Autre secteur en vue, les matières premières. Si vous venez de signer l’achat du terrain de vos rêves et que les devis datent de Batibouw 2019, la mise à jour des prix risque de vous laisser pantois. A la demande chinoise qui phagocytait la production mondiale ces dernières années se sont rajoutés des goulots d’étranglement dans les chaines d’approvisionnement. La loi de l’offre et la demande faisant le reste…

Ces deux facteurs ont grandement influencé un indicateur que nous avions perdu de vue voici plusieurs années : la fameuse Inflation.

L’inflation, le retour

Longtemps désirée par les banques centrales qui avaient pour cela pris des mesures historiques (taux directeurs et rachat d’obligation), l’inflation a fait un retour fracassant, atteignant des niveaux historiques.

Pour contrôler cela, les banques centrales, dans un ordre dispersé, se préparent à faire quelque chose dont nous avions perdu l’habitude: augmenter leur taux et arrêter leur achat d’obligations. Cette hausse des taux est une excellente nouvelle pour un secteur délaissé depuis de nombreuses années : le secteur bancaire. L’indice bancaire a d’ailleurs montré une progression importante ces derniers mois.

Une image valant mieux qu’un long discours, ci-dessous nous comparons l’indice Dow Jones Financials avec l’inflation américaine.

Doit-on dès lors abandonner les valeurs de croissance pour des valeurs de secteurs "Value" traditionnelles?

Répondre à cette question est complexe et bien malin celui qui aura la réponse. Il est important de noter que la situation actuelle est sans précédent pour beaucoup d’investisseurs… mais également pour des gestionnaires de fonds.

Quel Asset Manager a connu une inflation aussi forte (même momentanée) avec 4 à 5 hausses de taux de la part de la FED en 2022? Quel gestionnaire peut prévoir le cours du gaz avec des tensions politiques importantes aux portes de l’Europe?

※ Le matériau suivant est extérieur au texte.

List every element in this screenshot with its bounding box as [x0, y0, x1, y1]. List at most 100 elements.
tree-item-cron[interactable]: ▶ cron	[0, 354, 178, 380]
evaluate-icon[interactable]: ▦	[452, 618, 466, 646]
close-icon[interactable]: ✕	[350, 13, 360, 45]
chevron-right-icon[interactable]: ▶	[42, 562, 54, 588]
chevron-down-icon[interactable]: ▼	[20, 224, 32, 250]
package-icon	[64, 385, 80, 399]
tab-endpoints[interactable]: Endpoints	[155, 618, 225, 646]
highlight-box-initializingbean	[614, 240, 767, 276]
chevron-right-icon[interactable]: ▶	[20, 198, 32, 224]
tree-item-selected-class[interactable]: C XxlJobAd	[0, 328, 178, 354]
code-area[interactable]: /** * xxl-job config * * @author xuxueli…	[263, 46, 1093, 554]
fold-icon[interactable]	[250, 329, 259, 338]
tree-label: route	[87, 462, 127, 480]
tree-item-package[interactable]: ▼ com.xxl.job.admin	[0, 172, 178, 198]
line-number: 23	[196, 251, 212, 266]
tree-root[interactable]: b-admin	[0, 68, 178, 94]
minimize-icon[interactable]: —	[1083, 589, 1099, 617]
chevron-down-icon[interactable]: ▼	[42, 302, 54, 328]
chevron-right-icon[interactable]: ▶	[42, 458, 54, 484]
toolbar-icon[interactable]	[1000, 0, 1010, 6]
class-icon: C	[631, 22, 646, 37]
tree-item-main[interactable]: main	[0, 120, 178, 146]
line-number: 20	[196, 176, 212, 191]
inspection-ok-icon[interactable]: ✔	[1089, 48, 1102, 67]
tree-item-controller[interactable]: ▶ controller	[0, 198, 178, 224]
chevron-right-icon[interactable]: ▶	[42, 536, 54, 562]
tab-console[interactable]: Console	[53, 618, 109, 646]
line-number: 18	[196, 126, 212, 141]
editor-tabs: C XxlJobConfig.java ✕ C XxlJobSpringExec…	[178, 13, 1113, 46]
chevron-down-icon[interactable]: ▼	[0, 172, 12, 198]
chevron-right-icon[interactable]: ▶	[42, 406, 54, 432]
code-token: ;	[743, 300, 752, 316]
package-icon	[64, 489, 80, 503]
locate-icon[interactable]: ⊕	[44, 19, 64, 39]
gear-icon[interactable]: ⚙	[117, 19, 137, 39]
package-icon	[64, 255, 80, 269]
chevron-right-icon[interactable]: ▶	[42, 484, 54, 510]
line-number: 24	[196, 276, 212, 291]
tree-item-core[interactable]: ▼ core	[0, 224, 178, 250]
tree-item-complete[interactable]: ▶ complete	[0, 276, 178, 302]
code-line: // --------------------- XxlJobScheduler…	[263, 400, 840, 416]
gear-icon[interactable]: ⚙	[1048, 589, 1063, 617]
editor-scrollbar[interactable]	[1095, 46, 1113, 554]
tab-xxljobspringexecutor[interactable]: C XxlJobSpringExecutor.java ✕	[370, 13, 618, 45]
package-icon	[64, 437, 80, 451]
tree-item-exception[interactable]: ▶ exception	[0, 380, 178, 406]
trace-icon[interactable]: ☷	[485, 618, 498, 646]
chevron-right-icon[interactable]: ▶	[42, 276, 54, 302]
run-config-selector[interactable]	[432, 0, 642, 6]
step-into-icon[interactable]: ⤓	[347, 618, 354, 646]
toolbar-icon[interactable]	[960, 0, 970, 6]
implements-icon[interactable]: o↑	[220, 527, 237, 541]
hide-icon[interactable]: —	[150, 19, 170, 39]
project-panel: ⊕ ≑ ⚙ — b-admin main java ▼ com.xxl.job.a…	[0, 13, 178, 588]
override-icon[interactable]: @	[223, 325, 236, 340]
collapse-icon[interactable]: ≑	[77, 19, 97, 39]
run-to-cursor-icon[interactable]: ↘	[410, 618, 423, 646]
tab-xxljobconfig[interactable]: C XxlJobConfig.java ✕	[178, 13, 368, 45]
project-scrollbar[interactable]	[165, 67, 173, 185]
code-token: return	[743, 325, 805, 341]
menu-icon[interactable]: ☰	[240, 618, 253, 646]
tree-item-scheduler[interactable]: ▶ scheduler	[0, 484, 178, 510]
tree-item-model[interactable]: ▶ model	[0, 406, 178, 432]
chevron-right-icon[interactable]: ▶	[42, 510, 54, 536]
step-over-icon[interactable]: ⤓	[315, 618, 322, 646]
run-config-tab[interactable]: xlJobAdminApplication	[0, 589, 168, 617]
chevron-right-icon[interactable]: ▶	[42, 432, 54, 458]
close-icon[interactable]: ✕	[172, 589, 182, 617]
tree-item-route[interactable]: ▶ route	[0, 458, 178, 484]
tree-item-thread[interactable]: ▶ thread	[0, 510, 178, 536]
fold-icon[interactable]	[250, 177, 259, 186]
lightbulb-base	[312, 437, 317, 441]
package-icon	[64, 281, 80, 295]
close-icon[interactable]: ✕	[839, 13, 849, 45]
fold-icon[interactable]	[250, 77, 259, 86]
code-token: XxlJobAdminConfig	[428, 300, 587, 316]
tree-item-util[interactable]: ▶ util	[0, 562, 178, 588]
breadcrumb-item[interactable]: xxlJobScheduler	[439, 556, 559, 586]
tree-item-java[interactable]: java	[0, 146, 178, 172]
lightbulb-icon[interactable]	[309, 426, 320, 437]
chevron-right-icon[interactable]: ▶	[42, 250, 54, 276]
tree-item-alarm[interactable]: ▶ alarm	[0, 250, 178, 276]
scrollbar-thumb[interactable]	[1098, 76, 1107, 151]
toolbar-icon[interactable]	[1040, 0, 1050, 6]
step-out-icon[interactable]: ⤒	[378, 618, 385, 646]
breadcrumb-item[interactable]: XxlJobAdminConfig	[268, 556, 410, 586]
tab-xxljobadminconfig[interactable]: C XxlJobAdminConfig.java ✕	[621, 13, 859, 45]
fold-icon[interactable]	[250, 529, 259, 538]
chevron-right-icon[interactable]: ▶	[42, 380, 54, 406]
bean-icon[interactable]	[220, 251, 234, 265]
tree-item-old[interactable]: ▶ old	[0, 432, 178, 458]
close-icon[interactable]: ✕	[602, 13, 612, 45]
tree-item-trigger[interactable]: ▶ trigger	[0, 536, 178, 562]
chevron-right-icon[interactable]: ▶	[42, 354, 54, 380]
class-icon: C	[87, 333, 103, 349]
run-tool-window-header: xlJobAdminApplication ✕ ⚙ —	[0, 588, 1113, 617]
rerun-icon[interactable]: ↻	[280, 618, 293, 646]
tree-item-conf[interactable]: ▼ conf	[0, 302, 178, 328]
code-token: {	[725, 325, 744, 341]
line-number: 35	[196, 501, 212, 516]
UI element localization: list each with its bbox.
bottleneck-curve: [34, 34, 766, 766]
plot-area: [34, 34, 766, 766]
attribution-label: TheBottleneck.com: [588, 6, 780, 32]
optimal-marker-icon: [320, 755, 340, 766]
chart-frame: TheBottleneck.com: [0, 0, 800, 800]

Nous l’avons vu par ces quelques exemples: le temps de la gestion passive est peut être révolu et nous devrons être sélectifs dans notre allocation d’actifs, le principe selon lequel les performances passés ne préjugent pas des performances futures est plus vrai que jamais. Naviguer dans ces eaux troubles constituera un challenge pour l’investisseur, son conseiller financier devant l’aider à maintenir le cap.